Шрифт:
Интервал:
Закладка:
К. И. от природы непосредственно добр. От природы любит детей (ибо дети — художники) и всякое проявление таланта. Умеет восхищаться талантом, как никто.
Но не умеет — дружить. Этого дара ему не дал Бог. Это ведь тоже особый дар. И если он плохой корреспондент, то, я прошу Вас, дорогой друг, не обижайтесь на него и, главное, не ищите этому особых объяснений. Я знаю, что он Вас любит и что Вы ему интересны — и Вы сами и Ваши писания. И Ваши книги, и Ваши письма. А ответит он или не ответит и когда — это дело случая. Вот так.
Вскрыла письмо: мне только что дали «Нашу Машу». Ура!
256. А. И. Пантелеев — Л. К. ЧуковскойЛенинград, 24.XII.66 г.
Дорогая Лидочка!
Не писал Вам, не ответил на Ваше большое письмо только потому, что все это время хворал. И еще — ждал «Джека», которого Вы не обещали, не могли обещать, но — посулили. И еще, говоря по правде, не писал потому, что ждал Вашего отзыва о «Нашей Маше». Нет, разумеется, я никак не рассчитывал на похвалу и комплименты. Я хорошо знаю дену этой доморощенной книжке, этому произведению литературной самодеятельности. Но то, что ни Вы, ни К. И. никак не отозвались на получение книги, не могло меня не огорчить.
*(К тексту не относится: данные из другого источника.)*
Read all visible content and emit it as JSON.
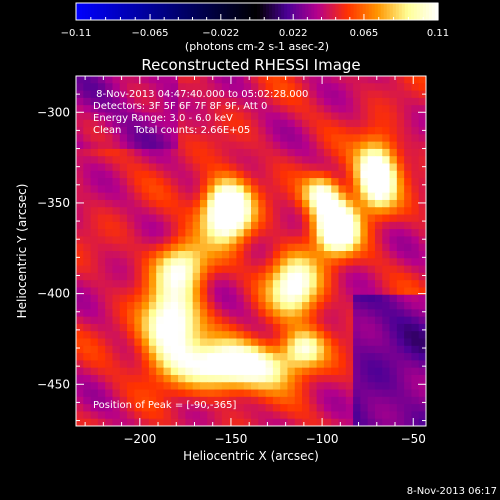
{
  "chart_data": {
    "type": "heatmap",
    "title": "Reconstructed RHESSI Image",
    "xlabel": "Heliocentric X (arcsec)",
    "ylabel": "Heliocentric Y (arcsec)",
    "xlim": [
      -235,
      -43
    ],
    "ylim": [
      -473,
      -280
    ],
    "x_ticks": [
      -200,
      -150,
      -100,
      -50
    ],
    "y_ticks": [
      -300,
      -350,
      -400,
      -450
    ],
    "colorbar": {
      "range": [
        -0.11,
        0.11
      ],
      "ticks": [
        "-0.11",
        "-0.065",
        "-0.022",
        "0.022",
        "0.065",
        "0.11"
      ],
      "unit_label": "(photons cm-2 s-1 asec-2)",
      "colormap": [
        "#000000",
        "#4b0096",
        "#b4008c",
        "#ff3200",
        "#ff9600",
        "#ffff96",
        "#ffffff"
      ],
      "negative_colors": [
        "#0000ff",
        "#000000"
      ]
    },
    "annotations": [
      " 8-Nov-2013 04:47:40.000 to 05:02:28.000",
      "Detectors: 3F 5F 6F 7F 8F 9F, Att 0",
      "Energy Range: 3.0 - 6.0 keV",
      "Clean    Total counts: 2.66E+05"
    ],
    "peak_label": "Position of Peak = [-90,-365]",
    "peak": [
      -90,
      -365
    ],
    "sources": [
      {
        "x": -152,
        "y": -354,
        "sigma_x": 9,
        "sigma_y": 11,
        "amp": 0.11
      },
      {
        "x": -92,
        "y": -363,
        "sigma_x": 8,
        "sigma_y": 10,
        "amp": 0.105
      },
      {
        "x": -70,
        "y": -335,
        "sigma_x": 8,
        "sigma_y": 13,
        "amp": 0.09
      },
      {
        "x": -148,
        "y": -440,
        "sigma_x": 22,
        "sigma_y": 9,
        "amp": 0.085
      },
      {
        "x": -183,
        "y": -418,
        "sigma_x": 11,
        "sigma_y": 14,
        "amp": 0.08
      },
      {
        "x": -115,
        "y": -395,
        "sigma_x": 10,
        "sigma_y": 12,
        "amp": 0.07
      },
      {
        "x": -100,
        "y": -345,
        "sigma_x": 7,
        "sigma_y": 7,
        "amp": 0.06
      },
      {
        "x": -177,
        "y": -385,
        "sigma_x": 10,
        "sigma_y": 10,
        "amp": 0.06
      },
      {
        "x": -110,
        "y": -430,
        "sigma_x": 8,
        "sigma_y": 7,
        "amp": 0.05
      }
    ],
    "background_level": 0.045,
    "timestamp": "8-Nov-2013 06:17"
  }
}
Корней Иванович написал мне, похвалил (и даже перехвалил) мои воспоминания о Маршаке, а вопрос о «Нашей Маше» обошел молчанием. Вы же и вообще промолчали.
На Вас это, Лидочка, непохоже. Вы человек прямой и всегда были верны законам дружбы. Когда Вам не нравились мои писания — Вы всякий раз говорили мне об этом прямо.
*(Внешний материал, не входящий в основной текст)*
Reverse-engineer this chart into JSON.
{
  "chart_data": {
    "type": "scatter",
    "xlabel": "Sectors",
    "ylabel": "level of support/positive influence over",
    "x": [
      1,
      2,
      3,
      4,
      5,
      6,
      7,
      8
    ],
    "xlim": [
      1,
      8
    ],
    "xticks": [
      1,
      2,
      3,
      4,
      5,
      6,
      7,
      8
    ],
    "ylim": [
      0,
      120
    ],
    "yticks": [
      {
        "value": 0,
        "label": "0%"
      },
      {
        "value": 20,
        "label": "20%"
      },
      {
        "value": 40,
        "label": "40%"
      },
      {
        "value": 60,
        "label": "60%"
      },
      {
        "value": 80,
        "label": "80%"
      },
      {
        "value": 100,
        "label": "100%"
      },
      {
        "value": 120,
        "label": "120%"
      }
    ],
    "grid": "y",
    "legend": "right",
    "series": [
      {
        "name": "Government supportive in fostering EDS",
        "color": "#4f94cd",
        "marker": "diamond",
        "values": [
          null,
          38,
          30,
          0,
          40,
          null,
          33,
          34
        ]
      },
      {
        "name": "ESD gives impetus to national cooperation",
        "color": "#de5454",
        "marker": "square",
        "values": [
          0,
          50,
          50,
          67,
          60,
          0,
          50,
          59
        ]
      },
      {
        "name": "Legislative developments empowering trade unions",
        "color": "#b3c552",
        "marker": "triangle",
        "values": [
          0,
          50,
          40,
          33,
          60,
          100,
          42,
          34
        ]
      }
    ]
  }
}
А Корнея Ивановича Вы изобразили чудесно, по-художнически объективно и до чего же верно! Я ведь и раньше знал, что он не обладает ЭТИМ даром, но — задним-то числом мы все ЗНАЕМ, ЧТО ЗНАЛИ — после того, как нам откроет глаза художник.
Напишите мне, пожалуйста, Лидочка!
257. А. И. Пантелеев — Л. К. ЧуковскойКомарово, 17.I.1967.
Дорогая Лидочка!
Ваше письмо я получил накануне отъезда и вот только сейчас собрался ответить Вам и поблагодарить Вас за все сказанное в адрес моей книжки и статьи[354].
Я не могу сейчас столь же подробно ответить Вам. Но могу — и хочу — выразить сожаление, что в свое время Вы не прочли моего «Маршака» в рукописи[355]. Читала в рукописи Александра Иосифовна, но — скажу Вам, Лидочка, откровенно и между нами — ее критика на меня, человека не очень-то уверенного в своих силах, действует почти убийственно. Очень как-то озлобленно-предубежденно относится она буквально ко всему, что выходит последнее время из-под моего пера. «Нашу Машу» она разнесла в пух и прах, назвала «постыдной» книгой; ни одного доброго слова не нашла для «Шварца»; с гневом и даже гадливостью, как о каком-то пасквиле, говорила о «Маршаке»…
Лидочка, что-то мне не хочется оправдываться — даже перед Вами — и доказывать, что Маршак был и в самом деле скуповат и что он (как верно заметил Володя Глоцер) сложно сочетал в себе «умение бороться с умением потрафлять».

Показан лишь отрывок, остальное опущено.